Climate Change is in the Air
Students and faculty discussed how to make Brandeis more sustainable
Half a dozen professors, several faculty and 70-something students walk into a room. This is either the setup to a very convoluted joke or it’s the annual State of Sustainability Forum at Brandeis.
Last Monday, students, staff and faculty gathered in the Usdan International Lounge to meet and engage with all environmental groups on campus while learning about Brandeis’ latest sustainability efforts.
Senate Sustainability Committee Co-Chair Benedikt Reynolds ’19 opened SoS with a revelation. During the preparation meetings for SoS, he realized practically none of the club members knew their fellow clubs’ members or their goals. He felt embarrassed. “If we are all fighting for the exact same thing — if we are all fighting to make [a] positive impact on our school and environment — why don’t we know each other?” That is why they moved SoS from the end of the school year to the start: to inspire collaboration.
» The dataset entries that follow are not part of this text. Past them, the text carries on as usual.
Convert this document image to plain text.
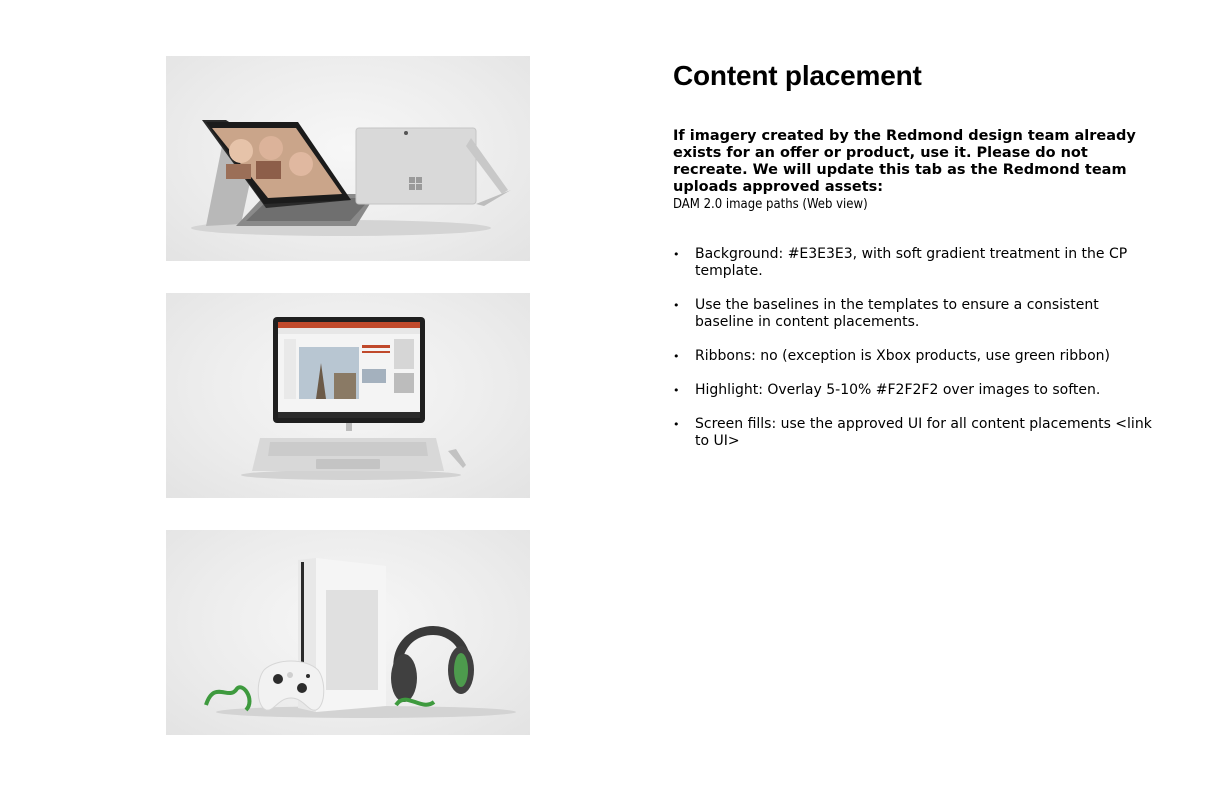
Content placement

If imagery created by the Redmond design team already exists for an offer or product, use it. Please do not recreate. We will update this tab as the Redmond team uploads approved assets:

DAM 2.0 image paths (Web view)

• Background: #E3E3E3, with soft gradient treatment in the CP template.
• Use the baselines in the templates to ensure a consistent baseline in content placements.
• Ribbons: no (exception is Xbox products, use green ribbon)
• Highlight: Overlay 5-10% #F2F2F2 over images to soften.
• Screen fills: use the approved UI for all content placements <link to UI>
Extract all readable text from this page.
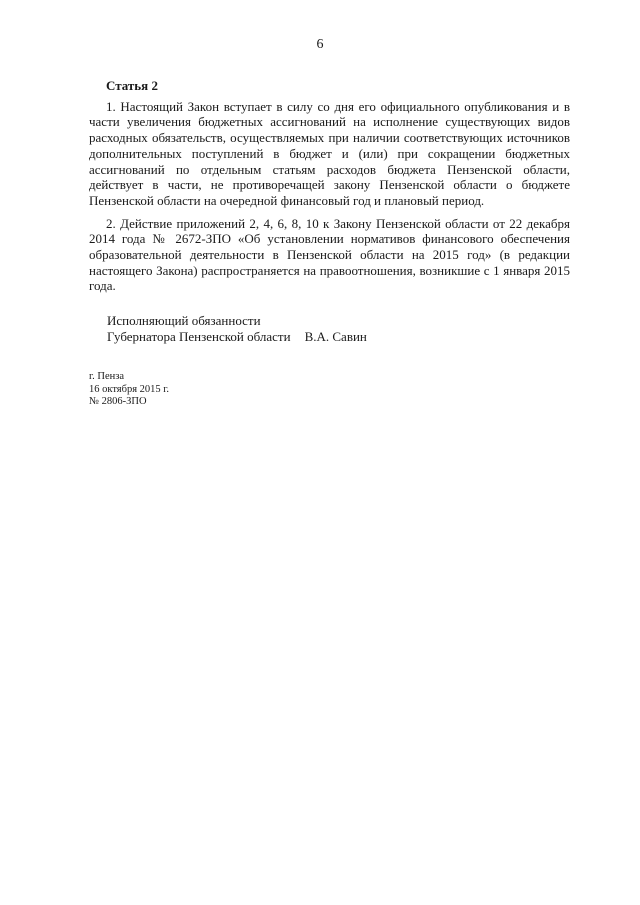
6
Статья 2

1. Настоящий Закон вступает в силу со дня его официального опубликования и в части увеличения бюджетных ассигнований на исполнение существующих видов расходных обязательств, осуществляемых при наличии соответствующих источников дополнительных поступлений в бюджет и (или) при сокращении бюджетных ассигнований по отдельным статьям расходов бюджета Пензенской области, действует в части, не противоречащей закону Пензенской области о бюджете Пензенской области на очередной финансовый год и плановый период.

2. Действие приложений 2, 4, 6, 8, 10 к Закону Пензенской области от 22 декабря 2014 года № 2672-ЗПО «Об установлении нормативов финансового обеспечения образовательной деятельности в Пензенской области на 2015 год» (в редакции настоящего Закона) распространяется на правоотношения, возникшие с 1 января 2015 года.

Исполняющий обязанности
Губернатора Пензенской области В.А. Савин
г. Пенза
16 октября 2015 г.
№ 2806-ЗПО
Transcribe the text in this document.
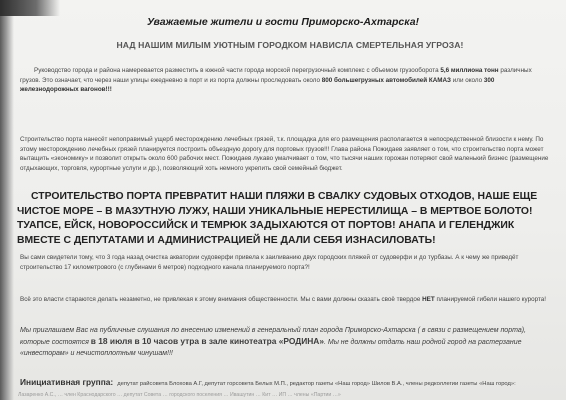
Уважаемые жители и гости Приморско-Ахтарска!
НАД НАШИМ МИЛЫМ УЮТНЫМ ГОРОДКОМ НАВИСЛА СМЕРТЕЛЬНАЯ УГРОЗА!
Руководство города и района намеревается разместить в южной части города морской перегрузочный комплекс с объемом грузооборота 5,6 миллиона тонн различных грузов. Это означает, что через наши улицы ежедневно в порт и из порта должны проследовать около 800 большегрузных автомобилей КАМАЗ или около 300 железнодорожных вагонов!!!
Строительство порта нанесёт непоправимый ущерб месторождению лечебных грязей, т.к. площадка для его размещения располагается в непосредственной близости к нему. По этому месторождению лечебных грязей планируется построить объездную дорогу для портовых грузов!!! Глава района Пожидаев заявляет о том, что строительство порта может вытащить «экономику» и позволит открыть около 600 рабочих мест. Пожидаев лукаво умалчивает о том, что тысячи наших горожан потеряют свой маленький бизнес (размещение отдыхающих, торговля, курортные услуги и др.), позволяющий хоть немного укрепить свой семейный бюджет.
СТРОИТЕЛЬСТВО ПОРТА ПРЕВРАТИТ НАШИ ПЛЯЖИ В СВАЛКУ СУДОВЫХ ОТХОДОВ, НАШЕ ЕЩЕ ЧИСТОЕ МОРЕ – В МАЗУТНУЮ ЛУЖУ, НАШИ УНИКАЛЬНЫЕ НЕРЕСТИЛИЩА – В МЕРТВОЕ БОЛОТО! ТУАПСЕ, ЕЙСК, НОВОРОССИЙСК И ТЕМРЮК ЗАДЫХАЮТСЯ ОТ ПОРТОВ! АНАПА И ГЕЛЕНДЖИК ВМЕСТЕ С ДЕПУТАТАМИ И АДМИНИСТРАЦИЕЙ НЕ ДАЛИ СЕБЯ ИЗНАСИЛОВАТЬ!
Вы сами свидетели тому, что 3 года назад очистка акватории судоверфи привела к заиливанию двух городских пляжей от судоверфи и до турбазы. А к чему же приведёт строительство 17 километрового (с глубинами 6 метров) подходного канала планируемого порта?!
Всё это власти стараются делать незаметно, не привлекая к этому внимания общественности. Мы с вами должны сказать своё твердое НЕТ планируемой гибели нашего курорта!
Мы приглашаем Вас на публичные слушания по внесению изменений в генеральный план города Приморско-Ахтарска ( в связи с размещением порта), которые состоятся в 18 июля в 10 часов утра в зале кинотеатра «РОДИНА». Мы не должны отдать наш родной город на растерзание «инвесторам» и нечистоплотным чинушам!!!
Инициативная группа: депутат райсовета Блохова А.Г, депутат горсовета Белых М.П., редактор газеты «Наш город» Шилов В.А., члены редколлегии газеты «Наш город»:
Лазаренко А.С., … член Краснодарского … депутат Совета … городского поселения … Ивашутин … Кит … ИП … члены «Партии …»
Sustainability Programs Manager Mary Fischer spoke next, bringing the audience up to speed on all things green at Brandeis. To meet the promises of “We Are Still In” (the pact President Liebowitz and 2,300 other U.S. university presidents, governors and mayors signed to commit to the Paris climate agreement), Brandeis has already taken steps to reduce energy, carbon, water and trash output while increasing clean energy use, composting and recycling.
For example, Fischer explained the residence hall being built to replace the Usen Castle won’t have even “one iota of natural gas for its heating.” Instead, forty five-hundred-foot geothermal wells will make the new building thirty percent more efficient than if it were built to regular building code. All of the old furniture from the Usen Castle has already been donated to a low-income city in Honduras — over 600 pieces of furniture, which amounted to 50,000 pounds of wood that avoided incineration, or 2 percent of Brandeis’ waste stream in 2016.
Fischer also mentioned sustainability measures like the upcoming installation of solar panels on Goldfarb Library, Shapiro Campus Center and Linsey Pool, which will produce nearly 600,000 kilowatt-hours of solar energy and save 200 tons of CO2 every year. She also spoke on matters regarding renewable fuel oil made from fryer grease, which will replace 10 percent of Brandeis’ natural gas use and an all-campus climate activism competition starting during Global Climate Change Week. The winning team in the competition will receive Patagonia gear.
Despite the progress made, Fischer reiterated that change doesn’t happen overnight. “I can’t press a button and make this happen. I need broad community buy-in. I need you.” Such examples of areas in need of improvement included turning off the lights in buildings at night, raising the recycling rate and reducing bottled water usage.
Prof. Laura Goldin (ENVS) spoke next, reflecting on the history of sustainability at Brandeis and how it brought her to the University in the first place.
She practiced environmental law for 25 years, “fighting the good battles and writing great laws,” before Brandeis invited her to be a fellow and teach the environmental law class.
Though she fell in love with Brandeis students and their dedication to social justice, the lack of environmental justice around campus appalled Goldin. In response, she and other environmentally-conscious faculty and members of Students for Environmental Action created an ad hoc committee called the Brandeis Environmental Sustainability Team. Before this, there was no Brandeis Sustainability Fund Committee, Manager or equivalent. There were only people who cared about environmental issues. Slowly, those people gained a voice on campus.
Goldin said she ultimately “Decided to stick [her] foot in the door and never leave.” She would go on to resurrect the Environmental Research Workshop course, now called Greening the Ivory Tower, from which many student projects still exist, such as DeisBikes, the Brandeis Rooftop Farm and TapBrandeis.
The Brandeis clubs and groups chatted next. They summarized who they were and what they do to make a difference.
Prof. Sabine von Mering (GRALL) was the last speaker. She summarized her work with FACT, the Faculty Against the Climate Threat, joking that it is made up “of the troublemakers of the faculty on campus.”
They are currently pushing both for fossil fuel divestment and to secure an environmental literacy requirement in the upcoming changes to Brandeis’ general University requirements.
She closed SoS by encouraging the audience, once more, to think about the ways in which they, individually, have the power to help stop climate change, from talking to non-environmental clubs, to becoming a vegetarian and everything in-between.